Corporate
Holiness
Emerging Tuesday Column: The
following are notes from my “Writer’s Notebook”—ideas that might develop into a
Tuesday Column. They are presented here
for two reasons: (a)because
some of you only need a seed idea to get what you want from me—something to
think about. And (b) some of you like to
give your input on the front end—shaping what I might later say. So either take this and think about it, or
respond with your input to keith@tuesdaycolumn.com
Corporate Holiness
1/30/02 writer’s
notebook
- I
think I may have misunderstood holiness most of my life. Or only half-understood it. Maybe we all have.
- I’ve always
understood holiness in terms of personal holiness. That is a person becoming holy through
God’s sanctification.
- But
I’m increasingly finding another half of holiness: the corporate holiness
side… a holy church; a holy body of believers.
- Scripture
frequently talks about this group holiness, even though we usually take
the verses and apply them to individual holiness. But many of the command for holiness are
plural—that is calling the church to holiness, not merely individuals to
holiness. The church is called
unto holiness—the church as a collective body. It is the church that is presented
without spot or wrinkle. “Present
yourselves” in Romans 12 has often been taken individually—yet it is
clearly directed to a group according to the tense. And of course the beatitudes are not
values for individuals, but a group.
And there’s…
- Of
course since the enlightenment and modernism most of us imagine that the
only way to produce corporate holiness is to produce a bunch of individual
holy people. But the church is more
than a collection of its parts. The
sum is greater than its parts. The
church is the body of Christ no less.
- What
would change or expand in our view of holiness if we came to discover this
“other half of holiness?”
- How
we treat SPIRITUAL FORMATION would change.

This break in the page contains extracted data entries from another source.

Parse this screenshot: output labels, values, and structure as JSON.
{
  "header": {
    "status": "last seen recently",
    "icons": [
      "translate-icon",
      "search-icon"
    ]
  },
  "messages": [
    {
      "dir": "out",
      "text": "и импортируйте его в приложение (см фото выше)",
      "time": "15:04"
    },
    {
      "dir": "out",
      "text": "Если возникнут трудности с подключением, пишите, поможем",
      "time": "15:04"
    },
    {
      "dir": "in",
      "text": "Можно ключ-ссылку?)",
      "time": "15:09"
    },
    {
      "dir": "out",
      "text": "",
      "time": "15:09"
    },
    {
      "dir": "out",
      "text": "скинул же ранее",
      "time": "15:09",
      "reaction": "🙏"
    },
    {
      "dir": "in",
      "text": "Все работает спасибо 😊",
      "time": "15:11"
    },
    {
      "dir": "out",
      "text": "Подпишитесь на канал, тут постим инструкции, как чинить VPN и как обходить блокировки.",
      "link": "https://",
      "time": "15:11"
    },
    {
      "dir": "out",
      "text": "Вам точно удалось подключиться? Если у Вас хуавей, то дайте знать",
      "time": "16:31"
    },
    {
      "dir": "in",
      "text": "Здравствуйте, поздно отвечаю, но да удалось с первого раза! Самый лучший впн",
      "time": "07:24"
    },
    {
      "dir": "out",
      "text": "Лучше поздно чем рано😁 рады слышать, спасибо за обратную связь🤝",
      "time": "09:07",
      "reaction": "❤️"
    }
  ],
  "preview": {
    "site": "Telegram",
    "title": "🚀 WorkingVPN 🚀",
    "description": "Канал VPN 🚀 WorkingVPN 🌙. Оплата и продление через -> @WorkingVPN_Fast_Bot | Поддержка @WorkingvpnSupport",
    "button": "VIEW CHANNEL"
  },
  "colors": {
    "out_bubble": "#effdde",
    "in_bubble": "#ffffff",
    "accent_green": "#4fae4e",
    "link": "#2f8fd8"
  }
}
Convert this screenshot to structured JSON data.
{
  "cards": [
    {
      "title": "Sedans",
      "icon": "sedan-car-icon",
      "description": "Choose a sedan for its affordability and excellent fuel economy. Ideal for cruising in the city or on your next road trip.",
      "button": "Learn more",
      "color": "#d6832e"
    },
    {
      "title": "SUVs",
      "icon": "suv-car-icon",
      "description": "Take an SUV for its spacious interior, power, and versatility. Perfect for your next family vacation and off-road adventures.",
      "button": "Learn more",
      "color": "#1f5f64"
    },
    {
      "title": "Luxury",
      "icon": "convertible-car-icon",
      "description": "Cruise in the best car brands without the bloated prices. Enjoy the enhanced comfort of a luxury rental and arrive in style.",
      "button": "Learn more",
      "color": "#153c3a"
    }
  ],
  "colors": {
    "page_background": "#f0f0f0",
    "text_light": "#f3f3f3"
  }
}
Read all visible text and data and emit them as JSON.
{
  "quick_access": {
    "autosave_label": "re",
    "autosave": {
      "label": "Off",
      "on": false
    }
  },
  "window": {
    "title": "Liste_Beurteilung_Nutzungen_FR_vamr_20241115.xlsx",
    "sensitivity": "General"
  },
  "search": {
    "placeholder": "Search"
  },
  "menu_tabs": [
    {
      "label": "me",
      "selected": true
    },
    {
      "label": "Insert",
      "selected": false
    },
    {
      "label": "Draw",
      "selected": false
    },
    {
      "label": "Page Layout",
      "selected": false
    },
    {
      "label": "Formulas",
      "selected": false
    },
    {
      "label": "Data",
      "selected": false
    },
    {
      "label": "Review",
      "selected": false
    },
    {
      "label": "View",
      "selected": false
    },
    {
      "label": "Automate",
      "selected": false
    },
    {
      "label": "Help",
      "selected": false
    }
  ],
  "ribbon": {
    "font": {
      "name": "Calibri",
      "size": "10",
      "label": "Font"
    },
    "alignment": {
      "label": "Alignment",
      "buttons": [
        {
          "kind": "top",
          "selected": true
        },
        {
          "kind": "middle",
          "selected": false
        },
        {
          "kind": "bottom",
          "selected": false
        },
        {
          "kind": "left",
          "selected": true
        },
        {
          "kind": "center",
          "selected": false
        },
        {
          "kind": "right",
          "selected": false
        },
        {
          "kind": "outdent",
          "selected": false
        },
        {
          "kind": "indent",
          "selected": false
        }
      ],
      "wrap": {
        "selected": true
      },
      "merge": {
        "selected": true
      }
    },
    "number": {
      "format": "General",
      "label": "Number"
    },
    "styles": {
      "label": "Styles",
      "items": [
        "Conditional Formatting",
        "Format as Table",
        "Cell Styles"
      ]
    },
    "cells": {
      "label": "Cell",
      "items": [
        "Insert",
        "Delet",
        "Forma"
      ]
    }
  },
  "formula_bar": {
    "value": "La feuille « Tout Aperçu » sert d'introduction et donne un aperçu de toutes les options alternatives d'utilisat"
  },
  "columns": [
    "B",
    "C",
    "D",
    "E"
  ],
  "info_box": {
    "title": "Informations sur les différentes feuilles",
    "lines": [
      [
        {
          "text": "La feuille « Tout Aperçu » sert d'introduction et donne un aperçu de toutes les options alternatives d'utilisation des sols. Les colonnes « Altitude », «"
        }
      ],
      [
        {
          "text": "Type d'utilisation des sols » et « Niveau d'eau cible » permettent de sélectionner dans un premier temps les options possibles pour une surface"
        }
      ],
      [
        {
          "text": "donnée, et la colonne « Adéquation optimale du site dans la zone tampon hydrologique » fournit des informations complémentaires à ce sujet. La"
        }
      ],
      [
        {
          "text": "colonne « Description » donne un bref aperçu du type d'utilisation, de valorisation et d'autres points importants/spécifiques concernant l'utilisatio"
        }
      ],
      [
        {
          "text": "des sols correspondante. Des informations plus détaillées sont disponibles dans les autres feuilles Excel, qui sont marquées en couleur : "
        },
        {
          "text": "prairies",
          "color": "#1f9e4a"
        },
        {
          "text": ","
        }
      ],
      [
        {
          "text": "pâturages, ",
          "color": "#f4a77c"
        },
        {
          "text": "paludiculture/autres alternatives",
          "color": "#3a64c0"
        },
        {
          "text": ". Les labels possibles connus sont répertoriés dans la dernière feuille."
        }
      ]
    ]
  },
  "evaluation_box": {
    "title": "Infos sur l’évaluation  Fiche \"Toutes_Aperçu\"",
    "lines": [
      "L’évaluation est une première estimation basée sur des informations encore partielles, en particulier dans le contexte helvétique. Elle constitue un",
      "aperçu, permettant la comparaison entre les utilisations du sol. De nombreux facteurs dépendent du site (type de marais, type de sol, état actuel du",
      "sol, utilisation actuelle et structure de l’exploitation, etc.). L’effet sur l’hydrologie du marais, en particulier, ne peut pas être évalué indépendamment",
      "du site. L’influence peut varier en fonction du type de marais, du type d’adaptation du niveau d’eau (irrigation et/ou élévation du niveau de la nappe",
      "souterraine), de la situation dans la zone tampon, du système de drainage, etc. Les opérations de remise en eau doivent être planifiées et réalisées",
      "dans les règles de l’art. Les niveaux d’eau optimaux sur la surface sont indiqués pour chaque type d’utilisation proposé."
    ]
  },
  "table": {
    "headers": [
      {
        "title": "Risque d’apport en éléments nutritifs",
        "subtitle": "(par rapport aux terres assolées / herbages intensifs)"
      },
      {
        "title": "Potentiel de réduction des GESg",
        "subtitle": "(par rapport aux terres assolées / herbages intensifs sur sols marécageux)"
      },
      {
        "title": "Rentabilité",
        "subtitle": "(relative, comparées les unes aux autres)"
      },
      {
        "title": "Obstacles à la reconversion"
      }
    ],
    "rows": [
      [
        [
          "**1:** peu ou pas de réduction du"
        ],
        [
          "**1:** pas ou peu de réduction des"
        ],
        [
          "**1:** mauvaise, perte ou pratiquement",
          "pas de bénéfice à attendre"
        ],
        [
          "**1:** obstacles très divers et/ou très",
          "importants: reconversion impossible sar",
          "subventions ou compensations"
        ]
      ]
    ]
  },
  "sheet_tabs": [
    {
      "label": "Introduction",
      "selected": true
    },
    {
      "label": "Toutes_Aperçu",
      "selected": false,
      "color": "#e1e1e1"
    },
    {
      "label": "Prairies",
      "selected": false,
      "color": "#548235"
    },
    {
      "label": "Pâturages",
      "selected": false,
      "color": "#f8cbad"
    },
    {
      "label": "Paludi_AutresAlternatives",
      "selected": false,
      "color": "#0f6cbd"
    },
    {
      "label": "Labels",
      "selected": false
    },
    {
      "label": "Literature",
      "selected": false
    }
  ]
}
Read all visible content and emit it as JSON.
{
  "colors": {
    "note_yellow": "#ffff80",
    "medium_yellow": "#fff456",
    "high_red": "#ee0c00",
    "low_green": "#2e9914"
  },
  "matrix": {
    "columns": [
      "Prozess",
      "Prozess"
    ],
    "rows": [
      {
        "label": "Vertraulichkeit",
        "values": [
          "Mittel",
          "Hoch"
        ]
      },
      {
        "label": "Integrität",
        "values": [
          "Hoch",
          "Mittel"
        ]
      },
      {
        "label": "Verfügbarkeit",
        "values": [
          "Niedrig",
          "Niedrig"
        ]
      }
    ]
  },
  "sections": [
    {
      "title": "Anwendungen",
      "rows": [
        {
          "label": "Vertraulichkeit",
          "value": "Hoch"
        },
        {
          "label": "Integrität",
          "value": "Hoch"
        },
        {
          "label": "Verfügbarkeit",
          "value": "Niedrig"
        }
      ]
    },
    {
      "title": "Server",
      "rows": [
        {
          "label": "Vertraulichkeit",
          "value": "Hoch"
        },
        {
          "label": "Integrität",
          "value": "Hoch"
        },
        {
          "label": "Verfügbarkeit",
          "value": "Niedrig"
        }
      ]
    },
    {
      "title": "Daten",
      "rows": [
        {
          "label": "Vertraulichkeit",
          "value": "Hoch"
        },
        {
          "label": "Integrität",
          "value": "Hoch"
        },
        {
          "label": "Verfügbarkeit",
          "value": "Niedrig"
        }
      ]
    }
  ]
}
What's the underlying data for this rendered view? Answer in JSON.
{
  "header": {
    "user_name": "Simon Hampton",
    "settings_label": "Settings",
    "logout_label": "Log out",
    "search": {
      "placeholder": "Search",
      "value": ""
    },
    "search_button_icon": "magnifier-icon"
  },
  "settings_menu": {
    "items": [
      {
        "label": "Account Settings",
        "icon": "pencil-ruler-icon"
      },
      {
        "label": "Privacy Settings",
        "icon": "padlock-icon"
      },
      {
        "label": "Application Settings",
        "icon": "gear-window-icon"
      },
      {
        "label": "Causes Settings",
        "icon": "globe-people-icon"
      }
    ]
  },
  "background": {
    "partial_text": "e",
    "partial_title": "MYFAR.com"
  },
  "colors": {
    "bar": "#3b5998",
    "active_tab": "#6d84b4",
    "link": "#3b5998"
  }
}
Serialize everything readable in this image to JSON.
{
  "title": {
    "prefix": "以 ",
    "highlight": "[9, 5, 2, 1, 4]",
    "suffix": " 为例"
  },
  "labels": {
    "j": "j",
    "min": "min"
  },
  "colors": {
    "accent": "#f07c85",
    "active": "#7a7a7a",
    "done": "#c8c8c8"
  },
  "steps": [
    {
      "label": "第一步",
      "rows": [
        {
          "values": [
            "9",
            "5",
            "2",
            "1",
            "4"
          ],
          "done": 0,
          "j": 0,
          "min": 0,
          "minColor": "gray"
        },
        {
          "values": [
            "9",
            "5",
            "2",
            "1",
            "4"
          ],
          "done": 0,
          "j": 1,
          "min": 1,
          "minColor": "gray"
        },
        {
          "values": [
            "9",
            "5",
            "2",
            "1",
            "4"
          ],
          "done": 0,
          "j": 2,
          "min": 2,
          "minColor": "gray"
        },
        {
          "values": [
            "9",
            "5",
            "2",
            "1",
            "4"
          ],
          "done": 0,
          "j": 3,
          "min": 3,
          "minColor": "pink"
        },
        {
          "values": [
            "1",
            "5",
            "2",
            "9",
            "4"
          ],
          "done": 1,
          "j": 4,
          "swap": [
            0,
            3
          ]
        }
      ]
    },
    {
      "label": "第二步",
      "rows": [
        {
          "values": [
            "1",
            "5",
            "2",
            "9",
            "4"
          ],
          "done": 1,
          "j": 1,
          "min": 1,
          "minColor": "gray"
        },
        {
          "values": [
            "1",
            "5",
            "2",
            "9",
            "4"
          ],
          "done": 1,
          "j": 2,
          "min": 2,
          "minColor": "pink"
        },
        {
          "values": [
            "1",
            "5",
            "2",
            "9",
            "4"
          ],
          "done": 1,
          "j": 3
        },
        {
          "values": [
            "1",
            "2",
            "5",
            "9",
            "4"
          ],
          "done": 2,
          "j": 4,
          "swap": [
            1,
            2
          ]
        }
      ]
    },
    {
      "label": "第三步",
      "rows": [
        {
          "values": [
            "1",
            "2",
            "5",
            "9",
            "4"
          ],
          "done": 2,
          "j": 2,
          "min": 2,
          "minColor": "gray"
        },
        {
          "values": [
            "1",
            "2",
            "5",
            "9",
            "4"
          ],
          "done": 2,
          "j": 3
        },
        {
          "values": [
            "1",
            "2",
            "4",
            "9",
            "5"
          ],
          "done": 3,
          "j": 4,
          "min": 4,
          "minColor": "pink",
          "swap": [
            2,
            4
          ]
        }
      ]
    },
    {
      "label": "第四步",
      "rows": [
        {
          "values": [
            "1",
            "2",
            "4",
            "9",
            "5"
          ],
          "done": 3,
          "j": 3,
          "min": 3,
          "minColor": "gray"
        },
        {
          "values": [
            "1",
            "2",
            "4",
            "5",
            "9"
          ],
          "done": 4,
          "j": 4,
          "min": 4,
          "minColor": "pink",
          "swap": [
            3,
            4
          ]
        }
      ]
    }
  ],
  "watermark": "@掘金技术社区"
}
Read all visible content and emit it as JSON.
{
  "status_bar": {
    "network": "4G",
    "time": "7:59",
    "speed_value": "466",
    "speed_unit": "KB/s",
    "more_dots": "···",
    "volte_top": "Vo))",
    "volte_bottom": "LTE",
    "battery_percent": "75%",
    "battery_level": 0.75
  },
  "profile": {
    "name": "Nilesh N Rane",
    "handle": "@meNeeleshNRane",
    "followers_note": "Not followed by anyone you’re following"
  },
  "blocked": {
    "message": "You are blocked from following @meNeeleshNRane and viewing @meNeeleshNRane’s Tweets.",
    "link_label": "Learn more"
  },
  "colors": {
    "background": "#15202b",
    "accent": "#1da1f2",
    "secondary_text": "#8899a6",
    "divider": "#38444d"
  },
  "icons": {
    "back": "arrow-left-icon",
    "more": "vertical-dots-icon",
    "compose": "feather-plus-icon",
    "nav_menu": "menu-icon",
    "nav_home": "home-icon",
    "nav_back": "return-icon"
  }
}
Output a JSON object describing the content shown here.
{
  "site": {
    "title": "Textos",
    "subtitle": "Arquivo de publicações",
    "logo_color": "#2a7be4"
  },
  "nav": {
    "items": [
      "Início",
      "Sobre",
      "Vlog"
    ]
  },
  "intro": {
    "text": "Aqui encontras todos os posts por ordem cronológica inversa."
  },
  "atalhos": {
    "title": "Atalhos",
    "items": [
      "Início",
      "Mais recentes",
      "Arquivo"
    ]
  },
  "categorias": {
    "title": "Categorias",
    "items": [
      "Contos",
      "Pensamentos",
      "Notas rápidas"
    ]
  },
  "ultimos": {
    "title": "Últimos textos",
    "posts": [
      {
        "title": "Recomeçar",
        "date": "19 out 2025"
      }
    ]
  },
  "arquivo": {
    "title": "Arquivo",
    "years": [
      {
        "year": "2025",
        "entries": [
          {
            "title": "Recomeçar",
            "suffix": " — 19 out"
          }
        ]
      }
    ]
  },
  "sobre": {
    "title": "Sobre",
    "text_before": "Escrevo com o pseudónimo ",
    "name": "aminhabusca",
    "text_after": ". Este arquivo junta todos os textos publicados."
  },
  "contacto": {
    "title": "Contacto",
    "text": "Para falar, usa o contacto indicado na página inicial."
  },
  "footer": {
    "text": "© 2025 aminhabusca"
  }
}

We’d quit thinking of discipleship and spiritual formation as
forming Christ in persons, but of forming Christ is the group, in the
church—that the body of Christ would become the body of Christ.
- Our
view of RIGHTEOUSNESS would shift.
Finding human perfection collectively where we can never find it in
one person.
- PROGRESSIVITY.
We’d of course see the progressive side of sanctification when we
are speaking about a group becoming holy.
- CRISIS:
Is there a crisis of sanctification or filling for groups? “they all were filled with the Sprit”
kind of experience?
- SIN:
We can be free praying “forgive us our sins”—even holiness people—when we
understand this is a corporate prayer not individual—which church would
claim to be without sin collectively?
-
-
-
The notion of personal holiness does not need to discarded
but expanded. Expanded to include
corporate holiness—making a holy people, not just holy persons. A group can be holy, and should be. If this notion is correct we have a major job
to do: clarifying our ecclesiology, our doctrine of a holy people, and then
strategies to form Christ in our church communities.
So, is it a biblical and theologically notion?